Each month, the team at Eftsure monitors the headlines for the latest accounts payable (AP) and security news. We bring you all the essential stories in our cyber brief so your team can stay secure.
Silent Ransom Group targets US firms with invoice-lure vishing
Google's Mandiant and an FBI Flash alert have detailed a financially motivated extortion campaign by the group tracked as Silent Ransom Group (also known as Luna Moth), hitting US legal and financial services firms.
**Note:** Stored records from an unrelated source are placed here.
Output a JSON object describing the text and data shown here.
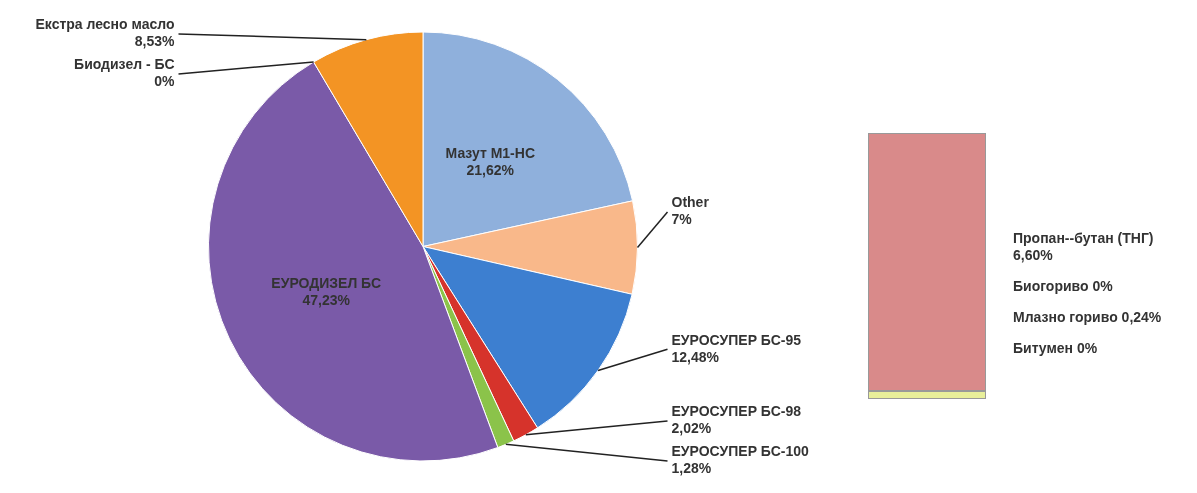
{
  "chart_data": [
    {
      "type": "pie",
      "categories": [
        "Мазут М1-НС",
        "Other",
        "ЕУРОСУПЕР БС-95",
        "ЕУРОСУПЕР БС-98",
        "ЕУРОСУПЕР БС-100",
        "ЕУРОДИЗЕЛ БС",
        "Биодизел - БС",
        "Екстра лесно масло"
      ],
      "values": [
        21.62,
        7,
        12.48,
        2.02,
        1.28,
        47.23,
        0,
        8.53
      ],
      "value_labels": [
        "21,62%",
        "7%",
        "12,48%",
        "2,02%",
        "1,28%",
        "47,23%",
        "0%",
        "8,53%"
      ],
      "colors": [
        "#8fb0dc",
        "#f9b88a",
        "#3d7fd0",
        "#d6332b",
        "#8bc34a",
        "#7a5aa8",
        "#3c8a9a",
        "#f39424"
      ],
      "legend": false
    },
    {
      "type": "other",
      "annotations": [
        "Пропан--бутан (ТНГ) 6,60%",
        "Биогориво 0%",
        "Млазно гориво 0,24%",
        "Битумен 0%"
      ]
    }
  ]
}
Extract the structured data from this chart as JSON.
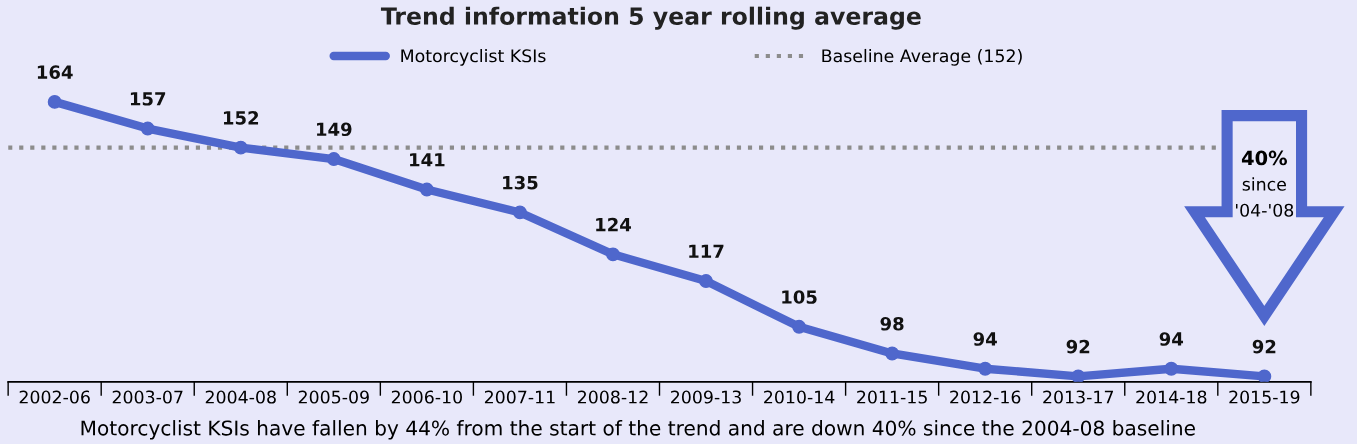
{
  "chart_data": {
    "type": "line",
    "title": "Trend information 5 year rolling average",
    "categories": [
      "2002-06",
      "2003-07",
      "2004-08",
      "2005-09",
      "2006-10",
      "2007-11",
      "2008-12",
      "2009-13",
      "2010-14",
      "2011-15",
      "2012-16",
      "2013-17",
      "2014-18",
      "2015-19"
    ],
    "series": [
      {
        "name": "Motorcyclist KSIs",
        "color": "#4f67cc",
        "values": [
          164,
          157,
          152,
          149,
          141,
          135,
          124,
          117,
          105,
          98,
          94,
          92,
          94,
          92
        ]
      }
    ],
    "ref_lines": [
      {
        "axis": "y",
        "value": 152,
        "label": "Baseline Average (152)",
        "color": "#8c8c8c",
        "line_style": "dotted"
      }
    ],
    "data_labels": true,
    "marker": "circle",
    "line_style": "solid",
    "legend": "top",
    "grid": false,
    "annotations": [
      "40%\nsince\n'04-'08",
      "Motorcyclist KSIs have fallen by 44% from the start of the trend and are down 40% since the 2004-08 baseline"
    ]
  }
}
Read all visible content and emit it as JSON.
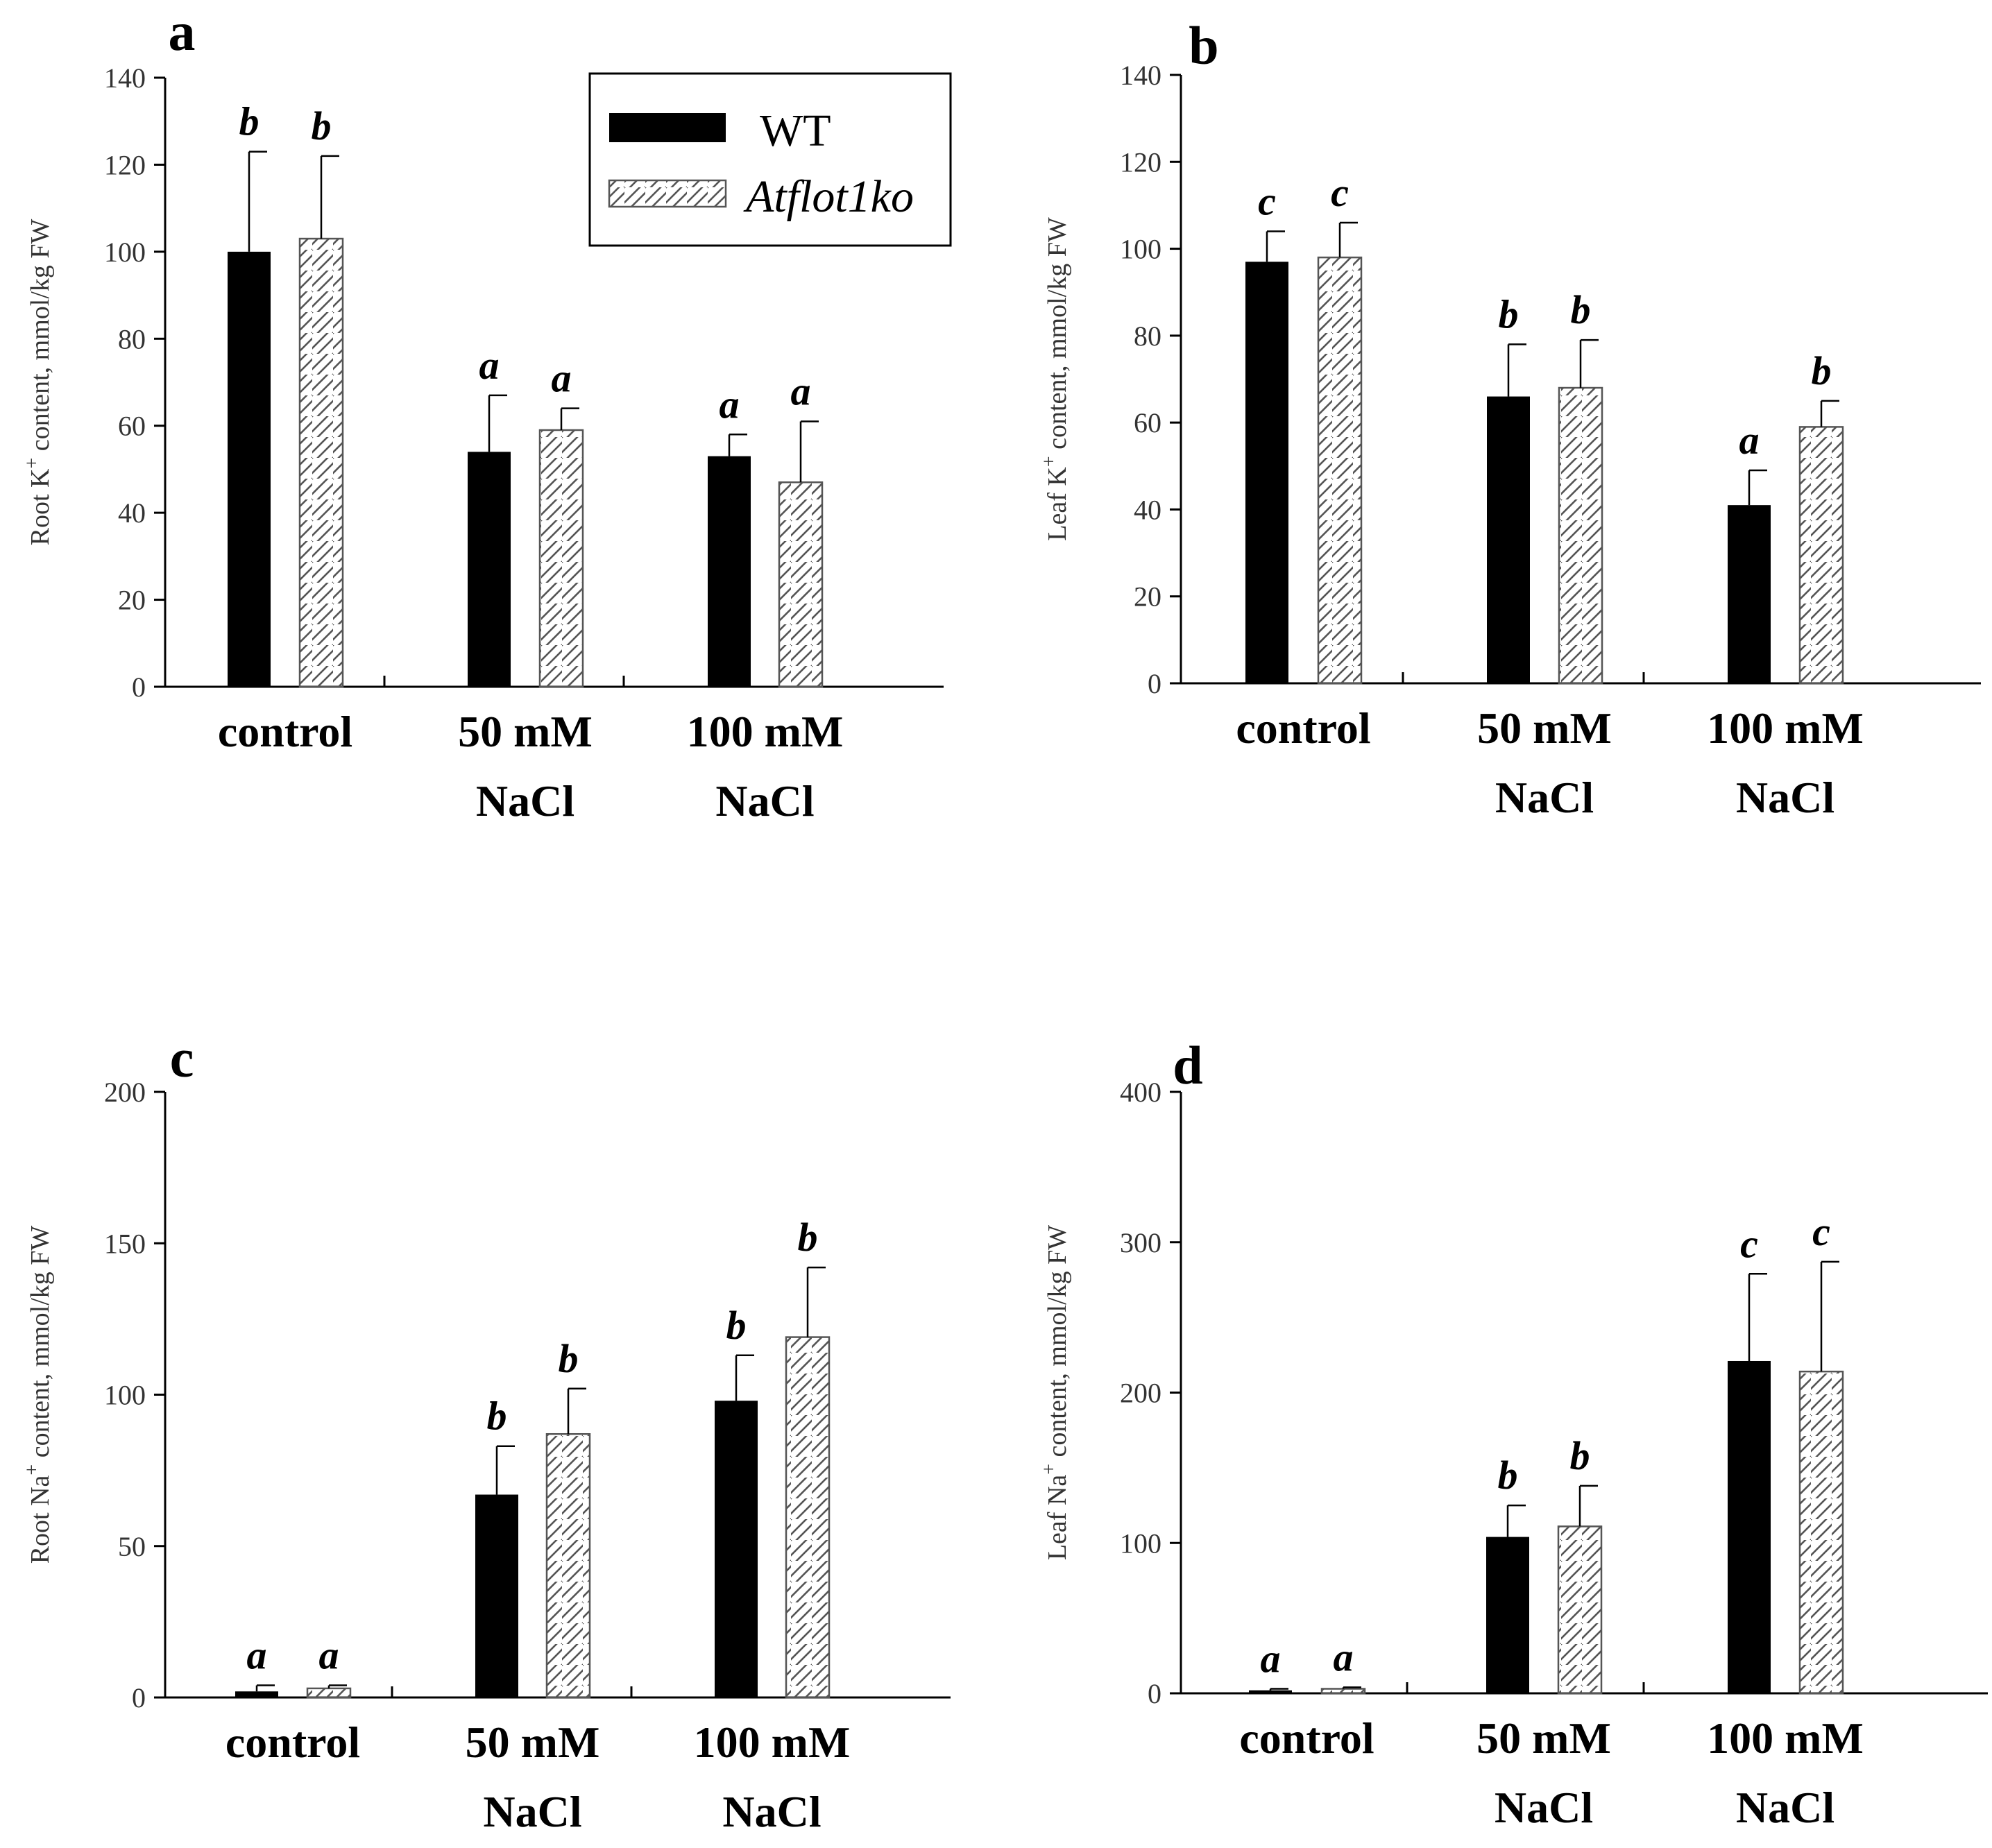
{
  "legend": {
    "entries": [
      {
        "name": "WT",
        "fill": "solid",
        "color": "#000000"
      },
      {
        "name": "Atflot1ko",
        "fill": "hatched",
        "color": "#ffffff"
      }
    ]
  },
  "chart_data": [
    {
      "panel": "a",
      "type": "bar",
      "ylabel": "Root K+ content, mmol/kg FW",
      "ylim": [
        0,
        140
      ],
      "yticks": [
        0,
        20,
        40,
        60,
        80,
        100,
        120,
        140
      ],
      "categories": [
        [
          "control"
        ],
        [
          "50 mM",
          "NaCl"
        ],
        [
          "100 mM",
          "NaCl"
        ]
      ],
      "series": [
        {
          "name": "WT",
          "values": [
            100,
            54,
            53
          ],
          "errors": [
            23,
            13,
            5
          ],
          "letters": [
            "b",
            "a",
            "a"
          ]
        },
        {
          "name": "Atflot1ko",
          "values": [
            103,
            59,
            47
          ],
          "errors": [
            19,
            5,
            14
          ],
          "letters": [
            "b",
            "a",
            "a"
          ]
        }
      ]
    },
    {
      "panel": "b",
      "type": "bar",
      "ylabel": "Leaf K+ content, mmol/kg FW",
      "ylim": [
        0,
        140
      ],
      "yticks": [
        0,
        20,
        40,
        60,
        80,
        100,
        120,
        140
      ],
      "categories": [
        [
          "control"
        ],
        [
          "50 mM",
          "NaCl"
        ],
        [
          "100 mM",
          "NaCl"
        ]
      ],
      "series": [
        {
          "name": "WT",
          "values": [
            97,
            66,
            41
          ],
          "errors": [
            7,
            12,
            8
          ],
          "letters": [
            "c",
            "b",
            "a"
          ]
        },
        {
          "name": "Atflot1ko",
          "values": [
            98,
            68,
            59
          ],
          "errors": [
            8,
            11,
            6
          ],
          "letters": [
            "c",
            "b",
            "b"
          ]
        }
      ]
    },
    {
      "panel": "c",
      "type": "bar",
      "ylabel": "Root Na+ content, mmol/kg FW",
      "ylim": [
        0,
        200
      ],
      "yticks": [
        0,
        50,
        100,
        150,
        200
      ],
      "categories": [
        [
          "control"
        ],
        [
          "50 mM",
          "NaCl"
        ],
        [
          "100 mM",
          "NaCl"
        ]
      ],
      "series": [
        {
          "name": "WT",
          "values": [
            2,
            67,
            98
          ],
          "errors": [
            2,
            16,
            15
          ],
          "letters": [
            "a",
            "b",
            "b"
          ]
        },
        {
          "name": "Atflot1ko",
          "values": [
            3,
            87,
            119
          ],
          "errors": [
            1,
            15,
            23
          ],
          "letters": [
            "a",
            "b",
            "b"
          ]
        }
      ]
    },
    {
      "panel": "d",
      "type": "bar",
      "ylabel": "Leaf Na+ content, mmol/kg FW",
      "ylim": [
        0,
        400
      ],
      "yticks": [
        0,
        100,
        200,
        300,
        400
      ],
      "categories": [
        [
          "control"
        ],
        [
          "50 mM",
          "NaCl"
        ],
        [
          "100 mM",
          "NaCl"
        ]
      ],
      "series": [
        {
          "name": "WT",
          "values": [
            2,
            104,
            221
          ],
          "errors": [
            1,
            21,
            58
          ],
          "letters": [
            "a",
            "b",
            "c"
          ]
        },
        {
          "name": "Atflot1ko",
          "values": [
            3,
            111,
            214
          ],
          "errors": [
            1,
            27,
            73
          ],
          "letters": [
            "a",
            "b",
            "c"
          ]
        }
      ]
    }
  ]
}
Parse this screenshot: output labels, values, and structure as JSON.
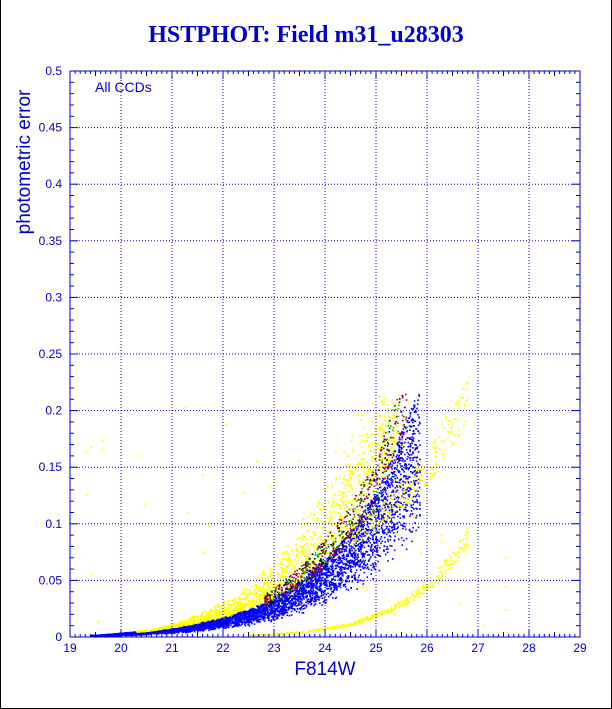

The attackers open with benign, invoice-themed emails, then call posing as IT support to talk staff into granting remote access, sometimes moving from first contact to data theft and a ransom demand in under an hour. Researchers say the group has even incorporated an in-person element to the attacks, sending operatives to offices with USB drives.
Digital forensics leader warns deepfakes are becoming impossible to spot
A leading digital forensics expert has warned that AI-generated video and audio have become so convincing that even specialists can no longer reliably identify them.
Hany Farid, a UC Berkeley professor whose work helps governments, courts and news organizations verify digital content, told The New York Times that he is increasingly unable to distinguish real media from deepfakes. For finance teams, that erodes a long-trusted control: if a face or voice on a call no longer confirms identity, verification has to rest on independently held details.
Our breakdown of why finance teams need to rethink verification explores what that means for leaders, their people, and their controls.
Inside the Chinese real-time deepfake software powering scams
In a 404 Media investigation, journalist Joseph Cox tested Chinese software sold openly to scammers and watched his own face mapped onto another person's body, live, on a Microsoft Teams call.
The fake held up through the gestures that once exposed deepfakes: a pinched cheek, a hand over the nose. It ran across Zoom and WhatsApp on consumer hardware, not specialist kit. It's another sign teams need to rethink verification: a study from security firm Outtake found impersonation attacks hit 53% of organizations this year, yet three-quarters only monitor lightly or react after the fact.
Fake-invoice phishing kit caught while still being built
Malwarebytes researchers uncovered a fake invoice campaign while it was still being assembled, finding near-identical templates impersonating Amazon and PayPal with placeholder fields like "#PRICE#" and "#TFN#" (shorthand for the toll-free callback number).
The invoices route victims to a phone line where a fake "support agent" extracts payment details or device access, a tactic known as callback phishing. For AP teams, it's a reminder that an unexpected invoice carrying an urgent "call this number" instruction is a prompt to verify through known contacts, not the details printed on the document.
Google sues AI-powered phishing network behind billions in losses
Google has filed a lawsuit against a China-based operation it calls Outsider Enterprise, accusing it of using Gemini and other AI models to mass-produce more than 9,000 phishing sites.
For a subscription as low as $88 a week, the network's "phish kit" offered over 290 templates impersonating banks, telcos, retailers, and government agencies, then sent texts luring victims to the AI-built sites. The FBI says the platform has enabled the theft of 3.87 million card numbers and roughly $1.9 billion in losses since 2023.
BCG warns finance teams need guardrails as "vibe coding" proliferates
BCG's Center for CFO Excellence predicts "vibe coding," where staff build software by describing what they want in plain language, will spread across finance, but warns it brings new control and compliance risks.
Tools like Claude Code and OpenAI Codex let analysts spin up apps for forecasting, anomaly detection, or document review without writing code. Without governance, BCG cautions, CFOs risk trading "shadow Excel" for "shadow code": undocumented scripts that sit outside official systems and are hard to spot until something breaks. The report urges clear oversight, careful use-case selection, and human judgment.
CFOs keep raising tech spend despite low economic confidence
Even as finance leaders' confidence in the US economy fell to a 20-quarter low, Grant Thornton's Q2 2026 CFO Survey found two-thirds plan to increase technology and digital transformation spending over the next year.
Just 37% of the nearly 240 CFOs surveyed were optimistic about the economy, yet 67% expect to spend more on IT as AI becomes a bigger priority, and 97% are now piloting, scaling, or fully integrating AI. The catch: many admit governance, risk management, and internal controls aren't keeping pace.